Simplify the expression below completely

( x^2-x-30)/( x^2-25)

Simplify the expression below completely

( x^2-x-30)/( x^2-25)

factor top and bottom

= (x-6)(x+5)/( (x-5)(x+5) )
= (x-6)/(x-5) , x ≠ -5

To simplify the given expression, we need to factorize the numerator and denominator and then see if any common factors can be canceled out.

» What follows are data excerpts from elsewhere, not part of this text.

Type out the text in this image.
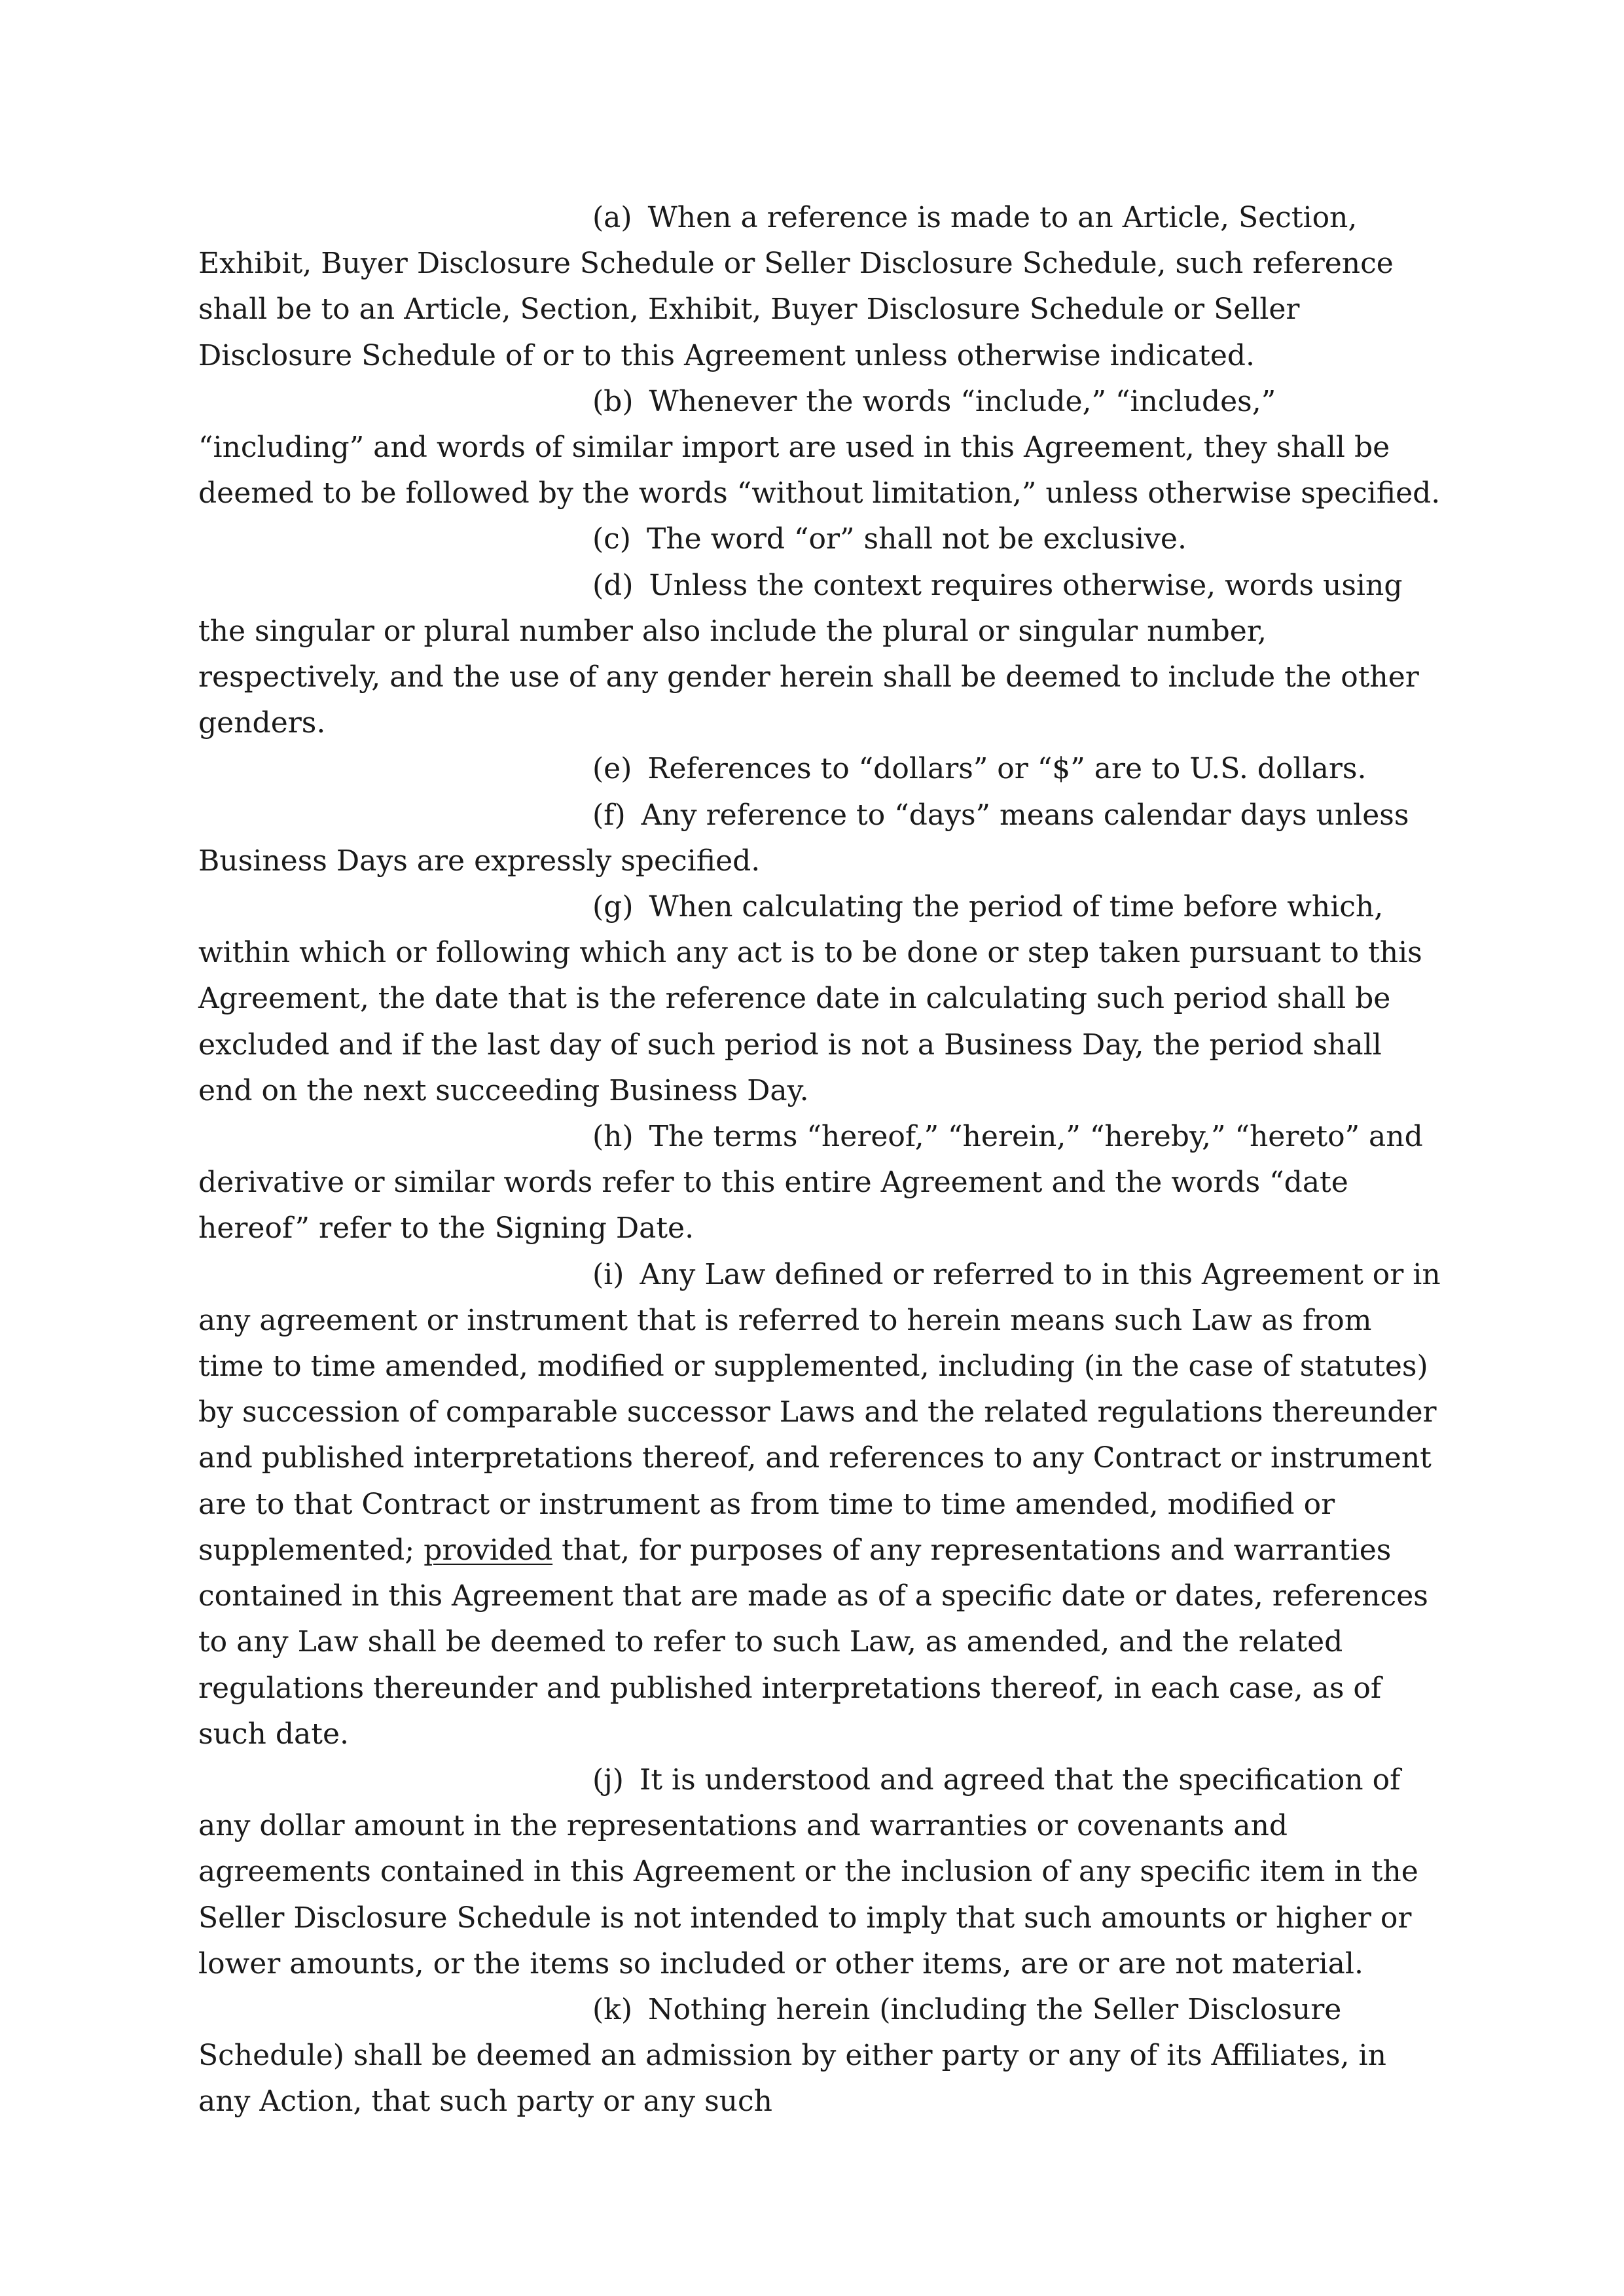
(a) When a reference is made to an Article, Section, Exhibit, Buyer Disclosure Schedule or Seller Disclosure Schedule, such reference shall be to an Article, Section, Exhibit, Buyer Disclosure Schedule or Seller Disclosure Schedule of or to this Agreement unless otherwise indicated.

(b) Whenever the words “include,” “includes,” “including” and words of similar import are used in this Agreement, they shall be deemed to be followed by the words “without limitation,” unless otherwise specified.

(c) The word “or” shall not be exclusive.

(d) Unless the context requires otherwise, words using the singular or plural number also include the plural or singular number, respectively, and the use of any gender herein shall be deemed to include the other genders.

(e) References to “dollars” or “$” are to U.S. dollars.

(f) Any reference to “days” means calendar days unless Business Days are expressly specified.

(g) When calculating the period of time before which, within which or following which any act is to be done or step taken pursuant to this Agreement, the date that is the reference date in calculating such period shall be excluded and if the last day of such period is not a Business Day, the period shall end on the next succeeding Business Day.

(h) The terms “hereof,” “herein,” “hereby,” “hereto” and derivative or similar words refer to this entire Agreement and the words “date hereof” refer to the Signing Date.

(i) Any Law defined or referred to in this Agreement or in any agreement or instrument that is referred to herein means such Law as from time to time amended, modified or supplemented, including (in the case of statutes) by succession of comparable successor Laws and the related regulations thereunder and published interpretations thereof, and references to any Contract or instrument are to that Contract or instrument as from time to time amended, modified or supplemented; provided that, for purposes of any representations and warranties contained in this Agreement that are made as of a specific date or dates, references to any Law shall be deemed to refer to such Law, as amended, and the related regulations thereunder and published interpretations thereof, in each case, as of such date.

(j) It is understood and agreed that the specification of any dollar amount in the representations and warranties or covenants and agreements contained in this Agreement or the inclusion of any specific item in the Seller Disclosure Schedule is not intended to imply that such amounts or higher or lower amounts, or the items so included or other items, are or are not material.

(k) Nothing herein (including the Seller Disclosure Schedule) shall be deemed an admission by either party or any of its Affiliates, in any Action, that such party or any such
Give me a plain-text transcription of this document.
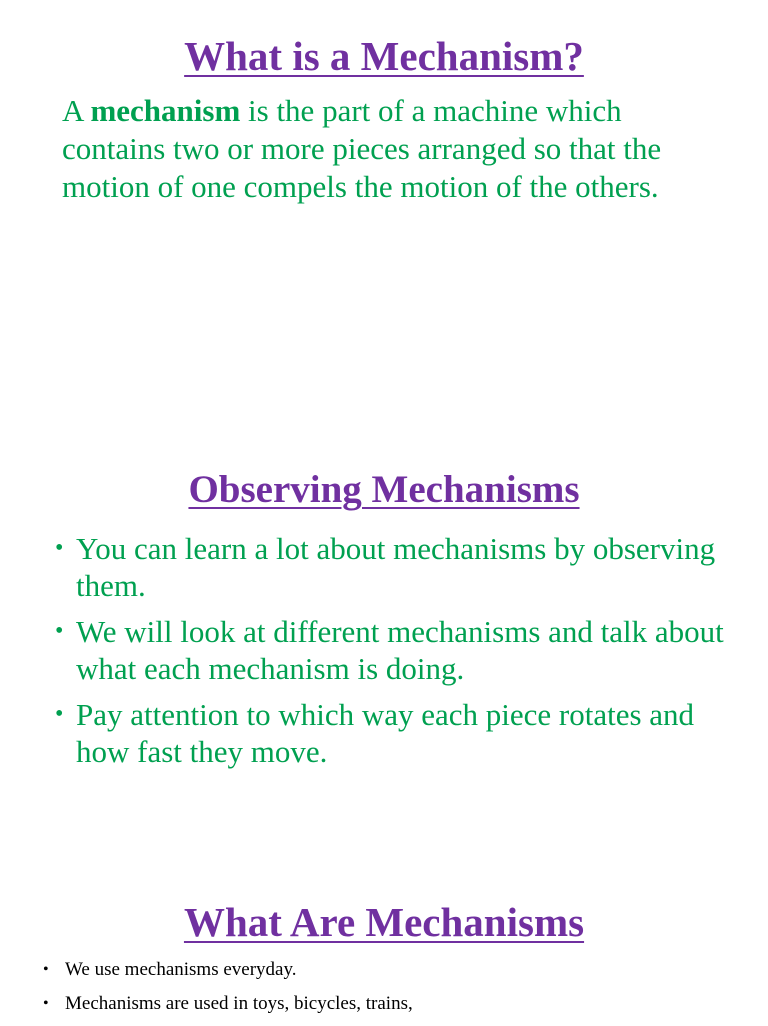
What is a Mechanism?

A mechanism is the part of a machine which contains two or more pieces arranged so that the motion of one compels the motion of the others.

Observing Mechanisms
• You can learn a lot about mechanisms by observing them.
• We will look at different mechanisms and talk about what each mechanism is doing.
• Pay attention to which way each piece rotates and how fast they move.
What Are Mechanisms
• We use mechanisms everyday.
• Mechanisms are used in toys, bicycles, trains,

First, let's factorize the numerator and denominator:

Numerator:
x^2 - x - 30

To factorize the numerator, we need to find two numbers that add up to -1 (coefficient of x) and multiply to give -30 (constant term). The numbers that satisfy this condition are -6 and 5:
(x - 6)(x + 5)

Denominator:
x^2 - 25

The denominator is in the form of a difference of squares, which can be factored as follows:
(x - 5)(x + 5)

Now, we rewrite the given expression using the factored forms:

(x^2 - x - 30)/(x^2 - 25) = (x - 6)(x + 5)/((x - 5)(x + 5))

Notice that the (x + 5) factor is common both in the numerator and denominator. This means we can cancel it out:

(x - 6)(x + 5)/((x - 5)(x + 5)) = (x - 6)/(x - 5)

Therefore, the simplified form of the given expression is (x - 6)/(x - 5).